Natural park in Cape Verde

Fogo Natural Park (Parque Natural do Fogo) is a protected area located on Fogo Island in Cape Verde, an archipelago nation in the central Atlantic Ocean. Established in 2003, the park encompasses an area of 84.69 km2, representing 17.8% of the island's total landmass. It is geographically distributed across three municipalities in the region. The park incorporates the active stratovolcano of Pico do Fogo and the Monte Velha forests.

== Geography ==
Fogo is a protected area located on Fogo Island in Cape Verde, an island nation in the central Atlantic Ocean. The park was officially established on 24 February 2003, and is one of Cape Verde's ten natural parks. The protected area stretches for 84.69 km2, accounting for 17.8% of the total area of the island. About 50% of the park lies within the municipality Santa Catarina do Fogo, 28% in municipality of Mosteiros and 22% in São Filipe. The natural park is situated in the interior of the island, and the major feature of the topography is the active stratovolcano of Pico do Fogo. The park covers the volcano, its crater, crater rim and the forests of Monte Velha.

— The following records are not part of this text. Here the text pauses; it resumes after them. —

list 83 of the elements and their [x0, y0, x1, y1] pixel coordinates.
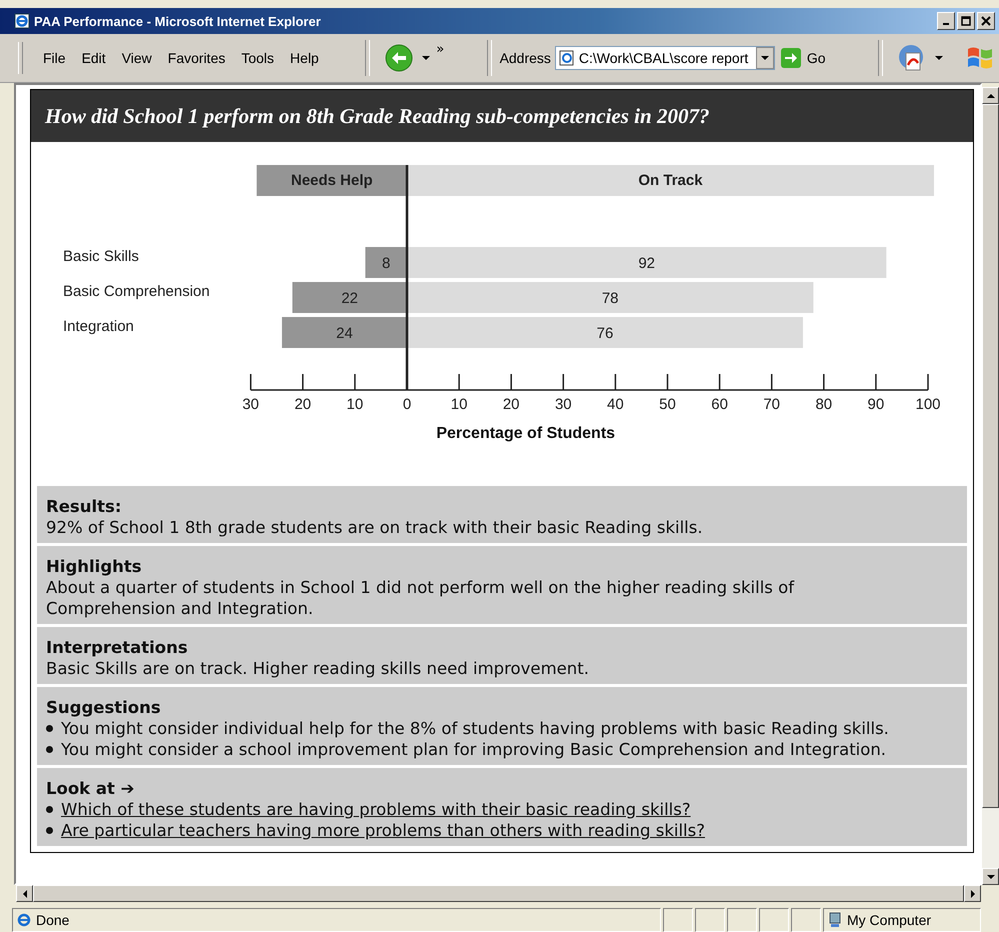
menu-item[interactable]: Favorites: [160, 50, 234, 66]
legend-label: Needs Help: [291, 172, 373, 189]
section-text: Basic Skills are on track. Higher reading skills need improvement.: [46, 658, 590, 679]
tick-label: 40: [607, 396, 624, 413]
menu-item[interactable]: File: [35, 50, 74, 66]
maximize-button[interactable]: [957, 12, 975, 30]
status-text: Done: [36, 912, 70, 928]
tick-label: 100: [915, 396, 941, 413]
bar-value: 78: [602, 290, 619, 307]
more-button[interactable]: »: [436, 42, 444, 57]
minimize-button[interactable]: [937, 12, 955, 30]
bar-value: 92: [638, 255, 655, 272]
section-heading: Results:: [46, 496, 122, 517]
bullet-icon: [46, 806, 53, 813]
caret-icon[interactable]: [422, 56, 430, 60]
window-title: PAA Performance - Microsoft Internet Explorer: [34, 14, 321, 28]
bar-value: 76: [596, 325, 614, 342]
menu-item[interactable]: Help: [282, 50, 327, 66]
section-heading: Interpretations: [46, 637, 189, 658]
caret-icon[interactable]: [934, 56, 943, 60]
tick-label: 10: [346, 396, 364, 413]
tick-label: 80: [815, 396, 832, 413]
page-icon: [16, 912, 32, 928]
question-link[interactable]: Are particular teachers having more problems than others with reading skills?: [61, 820, 705, 841]
minimize-icon: [943, 23, 949, 25]
category-label: Basic Skills: [63, 248, 139, 265]
go-button[interactable]: Go: [774, 48, 832, 68]
menu-item[interactable]: View: [114, 50, 160, 66]
address-field[interactable]: C:\Work\CBAL\score report: [554, 46, 775, 70]
category-label: Basic Comprehension: [63, 283, 210, 300]
section-heading: Highlights: [46, 556, 143, 577]
category-label: Integration: [63, 318, 134, 335]
menu-item[interactable]: Edit: [74, 50, 114, 66]
axis-title: Percentage of Students: [436, 425, 616, 442]
tick-label: 90: [868, 396, 884, 413]
status-pane: [791, 908, 821, 932]
section-text: About a quarter of students in School 1 did not perform well on the higher reading skills of Comprehension and Integration.: [46, 577, 796, 619]
tick-label: 0: [402, 396, 412, 413]
tick-label: 10: [450, 396, 468, 413]
close-button[interactable]: [977, 12, 995, 30]
section-heading: Look at ➔: [46, 778, 136, 799]
status-pane: [663, 908, 693, 932]
suggestion-text: You might consider individual help for the 8% of students having problems with basic Reading skills.: [61, 718, 889, 739]
close-icon: [981, 16, 991, 26]
maximize-icon: [961, 16, 971, 26]
tick-label: 20: [502, 396, 520, 413]
address-label: Address: [500, 50, 551, 66]
suggestion-text: You might consider a school improvement plan for improving Basic Comprehension and Integration.: [61, 739, 886, 760]
caret-icon: [760, 56, 769, 60]
status-pane: [695, 908, 725, 932]
section-heading: Suggestions: [46, 697, 162, 718]
down-arrow-icon[interactable]: [986, 874, 994, 878]
zone-text: My Computer: [847, 912, 932, 928]
page-icon: [558, 50, 575, 66]
bullet-icon: [46, 746, 53, 753]
up-arrow-icon[interactable]: [986, 94, 994, 98]
horizontal-scrollbar[interactable]: [16, 885, 981, 902]
bar-value: 8: [382, 255, 390, 272]
left-arrow-icon[interactable]: [22, 890, 26, 898]
question-link[interactable]: Which of these students are having problems with their basic reading skills?: [61, 799, 691, 820]
computer-icon: [827, 912, 843, 928]
bar-value: 22: [341, 290, 358, 307]
section-text: 92% of School 1 8th grade students are on track with their basic Reading skills.: [46, 517, 704, 538]
tick-label: 30: [242, 396, 260, 413]
tick-label: 60: [711, 396, 728, 413]
tick-label: 70: [763, 396, 780, 413]
page-heading: How did School 1 perform on 8th Grade Reading sub-competencies in 2007?: [31, 90, 973, 142]
bullet-icon: [46, 725, 53, 732]
address-text: C:\Work\CBAL\score report: [578, 50, 750, 66]
bullet-icon: [46, 827, 53, 834]
tick-label: 20: [294, 396, 312, 413]
tick-label: 30: [554, 396, 572, 413]
browser-icon: [14, 13, 30, 29]
dropdown-button[interactable]: [756, 47, 774, 69]
bar-value: 24: [336, 325, 353, 342]
right-arrow-icon[interactable]: [970, 890, 974, 898]
status-pane: [727, 908, 757, 932]
vertical-scrollbar[interactable]: [982, 87, 999, 885]
menu-item[interactable]: Tools: [233, 50, 282, 66]
back-icon[interactable]: [384, 43, 414, 73]
legend-label: On Track: [638, 172, 703, 189]
tick-label: 50: [659, 396, 676, 413]
status-pane: [759, 908, 789, 932]
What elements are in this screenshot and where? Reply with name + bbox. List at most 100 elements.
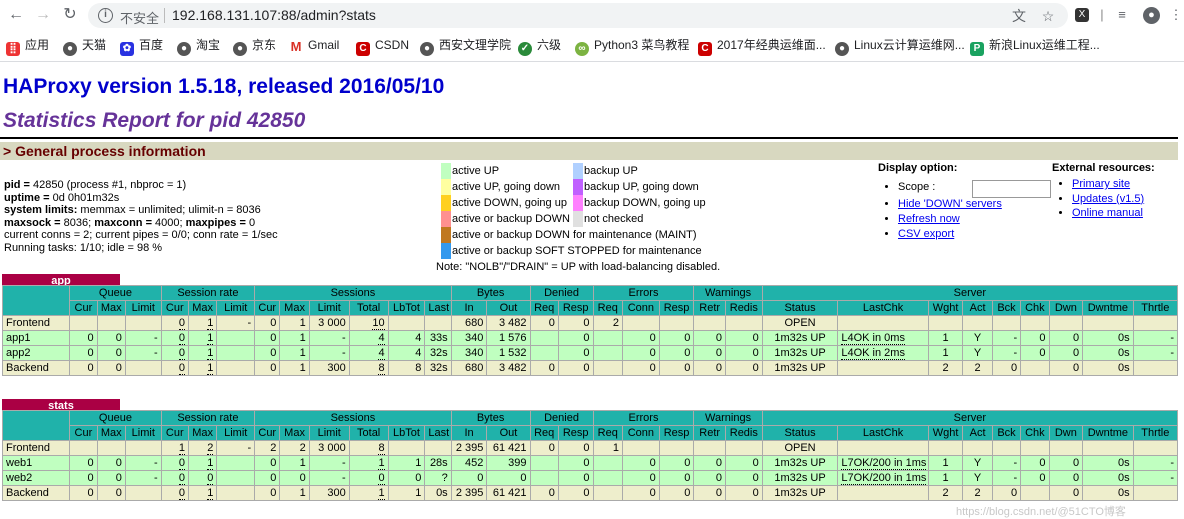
table-cell: 1 [187,360,218,376]
translate-icon[interactable]: 文 [1010,7,1028,25]
bookmark-csdn[interactable]: C CSDN [356,37,409,56]
table-row: app2 0 0-0 1 0 1-4 4 32s 340 1 532 0 0 0 0 0 1m32s UP L4… [1,345,1179,361]
bookmark-label: 应用 [25,38,50,52]
table-cell: 0 [160,345,189,361]
table-cell [216,345,256,361]
primary-site-link[interactable]: Primary site [1072,178,1130,190]
table-cell: 2 [927,360,964,376]
table-cell [1020,440,1050,456]
column-header: Max [96,300,126,316]
table-cell: 0 [348,470,389,486]
maxpipes-label: maxpipes = [185,216,249,229]
legend-note: Note: "NOLB"/"DRAIN" = UP with load-bala… [436,261,721,273]
bookmark-apps[interactable]: ⣿ 应用 [6,37,50,56]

The volcano is the highest point in Cape Verde, rising to 2,829 m above sea level. The rim is situated at 2700 m and the floor of the caldera is located at 1625 m. The caldera is approximately 9 km wide and has a gash in its eastern rim, allowing lava flows to reach the coast during eruptions. It is the only active volcano in the islands, and has encountered regular volcanic activity, with significant eruptions five times over the last five centuries. The most recent eruption was in 2014-15, which caused significant changes to the island. Earlier, grapes were grown on the inner slopes of the crater, and subsistence agriculture was practiced on the floor of the caldeira.

==Flora and fauna==
Fogo national park and the surrounding oceans covering an area of 192 km2, is an Important Bird Area. Major bird species found including Fea's petrel, Boyd's shearwater and Cape Verde swift. The endemic plants Echium vulcanorum (endangered) and Erysimum caboverdeanum (critically endangered) are only found on the outer crater rim of the volcano of Fogo.